In this web series, HIM professionals working in emerging roles give advice on tackling difficult HIM problems.
The HIM Problem
Transitioning from paper to electronic transcription processes; integrating fetal monitoring into an electronic health record (EHR); implementing an enterprise EHR that includes emergency room, radiology, laboratory, and operating room systems—and assimilating these department functions into an enterprise information services structure.
HIM Problem Solver
2014 Triumph Innovation Award Winner Joan C. Hicks, MSHI, RHIA, chief information officer, University of Alabama at Birmingham (UAB) Health System.
Even though technological savvy is key to her job and her role as CIO, Joan Hicks consistently de-emphasized technology. This was listed as one of the most important reasons Hicks earned her Triumph Award. And Hicks realizes the paradox of being in a technology-centric job while being cautious about embracing the most cutting edge solutions.

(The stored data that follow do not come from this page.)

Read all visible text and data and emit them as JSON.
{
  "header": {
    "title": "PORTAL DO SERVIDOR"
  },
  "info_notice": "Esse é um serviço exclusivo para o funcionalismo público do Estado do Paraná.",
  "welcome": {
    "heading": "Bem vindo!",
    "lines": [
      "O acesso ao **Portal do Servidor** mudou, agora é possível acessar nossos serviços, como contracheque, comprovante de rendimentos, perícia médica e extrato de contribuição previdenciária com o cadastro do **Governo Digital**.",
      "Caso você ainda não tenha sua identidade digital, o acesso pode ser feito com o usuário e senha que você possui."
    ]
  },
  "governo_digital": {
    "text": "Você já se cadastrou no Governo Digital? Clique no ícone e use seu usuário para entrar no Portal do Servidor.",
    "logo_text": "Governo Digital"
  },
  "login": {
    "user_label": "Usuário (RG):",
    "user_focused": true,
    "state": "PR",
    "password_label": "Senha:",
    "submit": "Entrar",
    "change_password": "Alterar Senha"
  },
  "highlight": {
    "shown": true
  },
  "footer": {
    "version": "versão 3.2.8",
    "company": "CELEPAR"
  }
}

“This will sound crazy coming from a CIO, but technology drives me crazy because people get so enamored with it,” Hicks says. “I can give countless examples of where people saw a demo of something cool whiz by, but have no idea, no appreciation of the cost for putting something like that in place. Don’t go looking to technology for the problem you’re trying to solve. Tell me what your business case is.”
If problems and solutions are framed this way, it’s easier to work as a team, Hicks explains.
So far, this strategy has worked well for her. In the late 1990s, Hicks was recruited to UAB from another Birmingham hospital to revamp UAB’s transcription process. The UAB health system is the largest in the state—currently it encompasses a 1,157-bed hospital, 16,300+ employees, and 1,147 physicians and 145 clinics. Because of the health system’s size, when patients were referred to from one physician to another within it, transferring transcribed portions of their medical records was an obstacle because the transcription process rendered paper, not digital copies.
To solve this problem, Hicks worked closely with the IT department to develop a web browser that fits over the patient database, allowing physicians and medical staff to view transcribed content and other document types for a patient anywhere in the clinic.
“The fact that it was a true web browser technology, and this was in the mid to late 90s, it was very much ahead of its time,” Hicks says. The transcription browser is still being used today and will be until the new EHR program is rolled out. Nearly 1,500 referring physicians throughout the state of Alabama are still using the program, too.
Fetal Monitoring and EHR Integration
Hicks’ approach to de-emphasizing technology was evident again in 2009 when UAB became the first hospital in the world to integrate fetal monitoring data directly into the EHRs of both mothers and their infants.
Because UAB treats very ill mothers and newborns, having a seamless workflow for getting information into the EHR is critical. Before the integration, a mother’s information and the infant’s information were stored in separate databases. Now, however, when a pregnant woman is admitted, key information from her chart populates her baby’s chart, from pre-natal care, all the way through pediatric care and beyond. Hicks and UAB worked with a third-party vendor to complete the process.
“We try not to be on the cutting edge because many times cutting edge is a bleeding edge. But in this situation, we were building a huge new hospital for mothers and infants,” Hicks says.
The new facility needed to be able to accommodate 65 birthing rooms, operating at full capacity, at any given time.
“So we had to be able to have a unified use and tracking boards that you can track all the mamas in labor at any time. And all of that information goes into the medical record instead of a separate repository,” she adds.
Enterprise EHR Expansion
Perhaps the best example of Hicks’ approach to technology is her oversight of the implementation of an Enterprise EHR at UAB. The project included emergency room, radiology, laboratory, and operating room systems, andassimilated these department functions into an enterprise information services structure.
Before choosing a vendor for the implementation, Hicks started with her team approach to ensure her HIM and IT team understood the workflow needs across the enterprise. In order to take their issues into account and choose a vendor, Hicks’ team conducted two-hour interviews with 500 people in the health system, including 140 physicians.
“That was a huge undertaking,” says Hicks, emphasizing that she and her team never talked about technology as a product but as a functionality.
When her organization is about to rollout a new system or program, one of the first things they do is “bounce it against our IT principles, and we spend a long time developing these things. In our environment, when balancing these things integration comes first. So make your selection around an integrated solution, so that your information flows,” Hicks advises.